Ce tome comprend les épisodes 14 à 20 de la série américaine ; il peut être lu indépendamment des autres.
Carl Donewicz est un supercriminel appelé Steeljack (anciennement Steel Jacketed Man), il dispose d'une peau métallique et d'une force surhumaine. Aujourd'hui, il vient de terminer son temps de prison, il est libre, vieux et usé par une vie de perdant. Malgré sa volonté de ne pas retomber dans les mêmes ornières, il ne trouve pas d'autres solutions que de revenir habiter dans son ancien quartier Kiefer Square dans Astro City, et de reprendre contact avec certains de ses anciens compagnons dont Donnelly Ferguson, celui qui met en contact les gros bras avec ceux qui en ont besoin. Bientôt les habitants de Kiefer Square envoient Ferguson demander à Steeljack d'enquêter sur des meurtres de supercriminels domiciliés dans le même quartier. Dans la mesure où ce n'est pas son métier et où il n'est pas particulièrement génial, Steeljack commence par le plus évident : interroger les proches des défunts. Il découvre quelle était la vie de ces individus qu'il connaissait de vue pour la plupart. Il rencontre une jeune fille qui souhaite reprendre le flambeau de son père et un ancien superhéros tombé en disgrâce. Son enquête ne mène nulle part, mais il parvient à sauver la vie d'un supercriminel tout juste arrivé d'Angleterre (Mock Turtle) et tout le monde pense que l'affaire est réglée.

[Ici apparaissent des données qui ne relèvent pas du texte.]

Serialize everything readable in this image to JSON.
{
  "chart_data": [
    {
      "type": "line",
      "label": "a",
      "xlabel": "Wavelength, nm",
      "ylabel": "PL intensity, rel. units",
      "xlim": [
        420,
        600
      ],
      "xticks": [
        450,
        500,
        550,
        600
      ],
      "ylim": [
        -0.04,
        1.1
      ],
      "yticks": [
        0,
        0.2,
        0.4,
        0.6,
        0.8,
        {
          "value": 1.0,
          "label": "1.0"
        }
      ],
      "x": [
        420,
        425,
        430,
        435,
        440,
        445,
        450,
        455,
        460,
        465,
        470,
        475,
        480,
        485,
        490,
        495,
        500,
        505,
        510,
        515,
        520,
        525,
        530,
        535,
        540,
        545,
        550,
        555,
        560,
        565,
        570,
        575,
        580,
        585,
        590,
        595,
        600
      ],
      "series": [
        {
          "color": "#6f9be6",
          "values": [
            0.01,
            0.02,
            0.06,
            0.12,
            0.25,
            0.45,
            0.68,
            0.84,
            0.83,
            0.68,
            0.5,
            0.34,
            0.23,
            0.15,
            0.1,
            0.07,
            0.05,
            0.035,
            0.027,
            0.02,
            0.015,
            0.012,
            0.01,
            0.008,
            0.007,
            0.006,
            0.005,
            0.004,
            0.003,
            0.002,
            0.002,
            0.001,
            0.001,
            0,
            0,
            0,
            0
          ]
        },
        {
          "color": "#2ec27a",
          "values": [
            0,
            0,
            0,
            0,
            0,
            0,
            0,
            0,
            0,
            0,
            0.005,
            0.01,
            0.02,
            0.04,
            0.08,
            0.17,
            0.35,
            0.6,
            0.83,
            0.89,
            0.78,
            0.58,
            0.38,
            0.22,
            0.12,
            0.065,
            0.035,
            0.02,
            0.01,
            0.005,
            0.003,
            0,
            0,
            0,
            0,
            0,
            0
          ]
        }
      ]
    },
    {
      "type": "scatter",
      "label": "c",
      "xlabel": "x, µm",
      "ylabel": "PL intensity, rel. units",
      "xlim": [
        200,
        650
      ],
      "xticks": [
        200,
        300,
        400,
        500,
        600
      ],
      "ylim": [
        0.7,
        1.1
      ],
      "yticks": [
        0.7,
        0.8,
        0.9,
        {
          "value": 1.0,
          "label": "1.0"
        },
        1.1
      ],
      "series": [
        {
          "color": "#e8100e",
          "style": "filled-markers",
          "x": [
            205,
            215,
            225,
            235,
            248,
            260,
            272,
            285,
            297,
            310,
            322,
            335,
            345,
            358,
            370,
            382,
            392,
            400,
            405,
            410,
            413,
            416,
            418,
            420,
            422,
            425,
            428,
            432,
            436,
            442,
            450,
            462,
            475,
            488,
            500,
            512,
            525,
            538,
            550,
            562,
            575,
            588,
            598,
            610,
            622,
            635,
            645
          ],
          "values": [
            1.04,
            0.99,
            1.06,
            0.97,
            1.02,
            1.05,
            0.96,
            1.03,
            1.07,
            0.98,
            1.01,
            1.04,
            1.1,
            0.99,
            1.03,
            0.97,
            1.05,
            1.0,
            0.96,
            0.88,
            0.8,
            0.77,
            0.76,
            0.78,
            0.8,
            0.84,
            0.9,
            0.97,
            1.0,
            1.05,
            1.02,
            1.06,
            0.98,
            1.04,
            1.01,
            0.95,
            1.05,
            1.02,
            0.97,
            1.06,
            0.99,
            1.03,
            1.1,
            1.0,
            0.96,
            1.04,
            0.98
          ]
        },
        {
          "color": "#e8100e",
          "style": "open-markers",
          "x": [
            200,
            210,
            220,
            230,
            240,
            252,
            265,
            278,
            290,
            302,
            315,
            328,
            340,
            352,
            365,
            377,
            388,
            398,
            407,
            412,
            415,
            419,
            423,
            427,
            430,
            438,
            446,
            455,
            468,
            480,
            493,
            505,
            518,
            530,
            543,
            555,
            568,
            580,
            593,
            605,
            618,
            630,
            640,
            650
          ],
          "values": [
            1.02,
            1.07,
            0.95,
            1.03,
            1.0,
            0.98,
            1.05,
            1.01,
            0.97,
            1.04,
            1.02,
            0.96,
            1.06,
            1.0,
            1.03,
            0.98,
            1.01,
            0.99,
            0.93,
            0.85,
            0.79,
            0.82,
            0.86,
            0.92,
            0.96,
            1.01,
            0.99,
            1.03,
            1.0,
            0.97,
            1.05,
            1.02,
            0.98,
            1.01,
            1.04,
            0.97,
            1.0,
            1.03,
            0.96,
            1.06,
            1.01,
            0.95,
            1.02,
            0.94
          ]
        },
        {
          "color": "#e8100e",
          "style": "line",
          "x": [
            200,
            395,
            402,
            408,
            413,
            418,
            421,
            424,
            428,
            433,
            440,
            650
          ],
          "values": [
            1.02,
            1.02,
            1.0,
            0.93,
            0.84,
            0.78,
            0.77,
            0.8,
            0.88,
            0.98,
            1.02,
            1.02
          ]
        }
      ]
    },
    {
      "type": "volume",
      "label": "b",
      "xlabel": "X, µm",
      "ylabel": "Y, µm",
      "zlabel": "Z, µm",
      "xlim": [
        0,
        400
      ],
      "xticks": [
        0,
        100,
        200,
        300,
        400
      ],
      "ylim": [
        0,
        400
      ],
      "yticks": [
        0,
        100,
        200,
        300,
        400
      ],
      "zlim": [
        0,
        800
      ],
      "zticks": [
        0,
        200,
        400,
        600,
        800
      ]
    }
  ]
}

Le lecteur retrouve l'ensemble des créateurs d'Astro City : Kurt Busiek au scénario, Brent Anderson aux dessins, Willy Blyberg à l'encrage, Alex Sinclair à la mise en couleurs et Alex Ross pour les couvertures et la conception graphique des personnages. Dans l'introduction originale, Frank Miller dit tout le bien qu'il pense de cette série, et de cette histoire en particulier. Il insiste sur le fait que les superhéros sont spécifiques aux comics, et il met en avant que Busiek et compagnie ont su utiliser au mieux ce type de personnages.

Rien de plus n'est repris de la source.